Bill se detuvo en la punta de la pasarela y le sonrió tímido a Tom, haciéndolo estremecer.
El mayor no podía despegar sus ojos de Bill. No podía creer que alguien tan hermoso fuese su novio y lo amara, que lo escogiera a él pudiendo tener a cualquiera.
— Comenzaremos con trecientos euros.− dijo Claudia.
Recordó las instrucciones que le dio Claudia y supo que en ese momento debía agitar su cabellera y darle una nueva pasada a la pasarela. Armándose de valor lo hizo con naturalidad, batiendo sus pestañas sobre el hombro, mirando a Tom y ganando más aplausos de ser posible.
— ¡Cuatrocientos cincuenta! – ofrecieron.
— ¿Tom…? – le llamó Andreas.
— ¿Ah? – dijo despegando su vista de Bill.
— Necesitas comprarlo, ¿Cuánto tienes?
— ¿Qué? ¿Cuánto? − decía aun atontado.
— Nos ofrecen cuatrocientos cincuenta, ¿Quién da más? – prestó atención al nivel en el que iba la oferta.
Revisó rápidamente sus bolsillos nerviosos porque no tomó mucho dinero al salir y puteó mentalmente.
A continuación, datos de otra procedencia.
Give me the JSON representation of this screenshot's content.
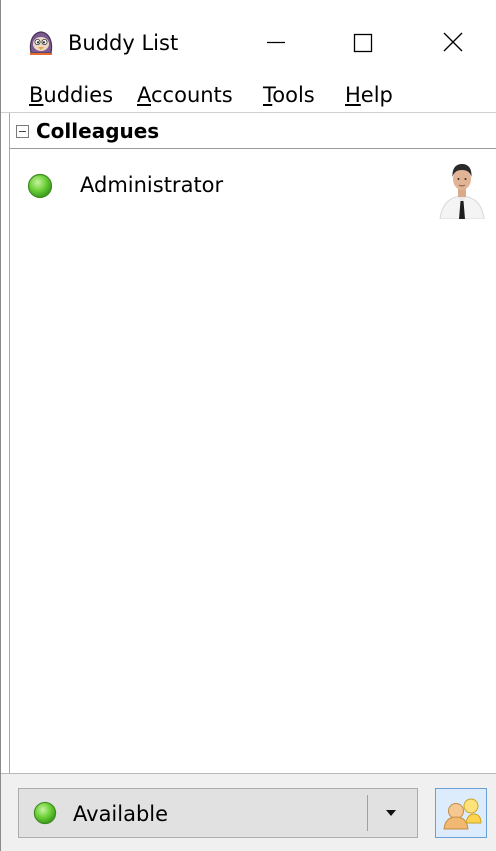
{
  "window": {
    "title": "Buddy List",
    "icon": "pidgin-icon"
  },
  "controls": {
    "minimize_icon": "minimize-icon",
    "maximize_icon": "maximize-icon",
    "close_icon": "close-icon"
  },
  "menu": [
    {
      "mnemonic": "B",
      "rest": "uddies"
    },
    {
      "mnemonic": "A",
      "rest": "ccounts"
    },
    {
      "mnemonic": "T",
      "rest": "ools"
    },
    {
      "mnemonic": "H",
      "rest": "elp"
    }
  ],
  "groups": [
    {
      "name": "Colleagues",
      "expanded": true,
      "buddies": [
        {
          "name": "Administrator",
          "status": "available",
          "avatar": "buddy-avatar"
        }
      ]
    }
  ],
  "status_bar": {
    "status_label": "Available",
    "status_color": "#4cbf2a",
    "dropdown_icon": "chevron-down-icon",
    "accounts_icon": "status-icons"
  }
}
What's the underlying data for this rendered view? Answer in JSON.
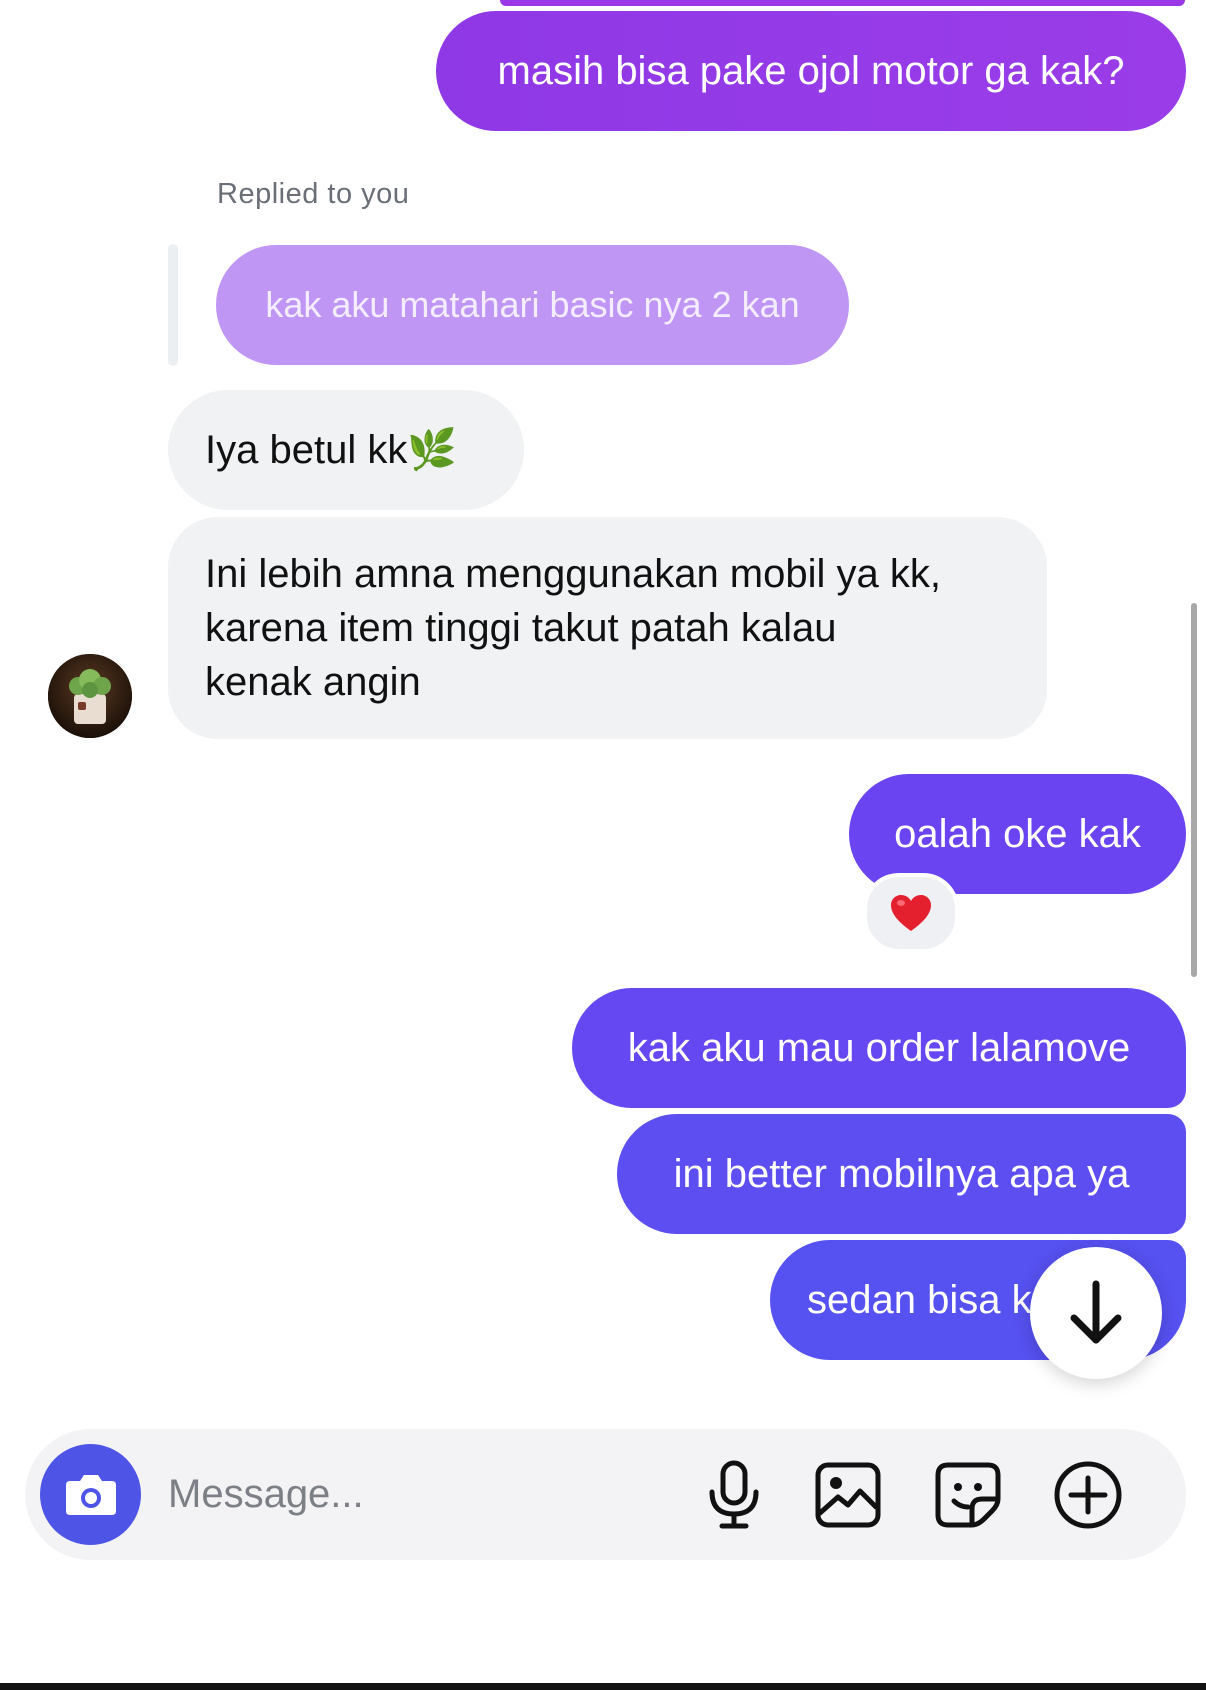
{
  "thread": {
    "replied_label": "Replied to you",
    "quoted_message": "kak aku matahari basic nya 2 kan",
    "messages": [
      {
        "text": "masih bisa pake ojol motor ga kak?",
        "direction": "sent",
        "color": "#9538E5"
      },
      {
        "text": "Iya betul kk🌿",
        "direction": "received"
      },
      {
        "lines": [
          "Ini lebih amna menggunakan mobil ya kk,",
          "karena item tinggi takut patah kalau",
          "kenak angin"
        ],
        "direction": "received"
      },
      {
        "text": "oalah oke kak",
        "direction": "sent",
        "color": "#6A44F0",
        "reaction": "❤️"
      },
      {
        "text": "kak aku mau order lalamove",
        "direction": "sent",
        "color": "#6648F2"
      },
      {
        "text": "ini better mobilnya apa ya",
        "direction": "sent",
        "color": "#5D4EF2"
      },
      {
        "text": "sedan bisa k",
        "direction": "sent",
        "color": "#5651F1"
      }
    ]
  },
  "composer": {
    "placeholder": "Message...",
    "camera_icon": "camera-icon",
    "tools": [
      "microphone-icon",
      "image-icon",
      "sticker-icon",
      "plus-circle-icon"
    ]
  },
  "colors": {
    "quoted_bubble": "#C096F5",
    "received_bubble": "#F0F2F4",
    "camera_button": "#4E54E6"
  }
}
Miró a Bill quien le sonreía y sintió mucho estrés.
— Toma aquí hay trescientos.− le dio los billetes a Andreas y revisó su otro bolsillo, sacando más billetes los cuales se los dio al platinado que iba contando rápidamente.
La venta subió a seiscientos y se preguntó en que momento metió en sus pantalones dinero.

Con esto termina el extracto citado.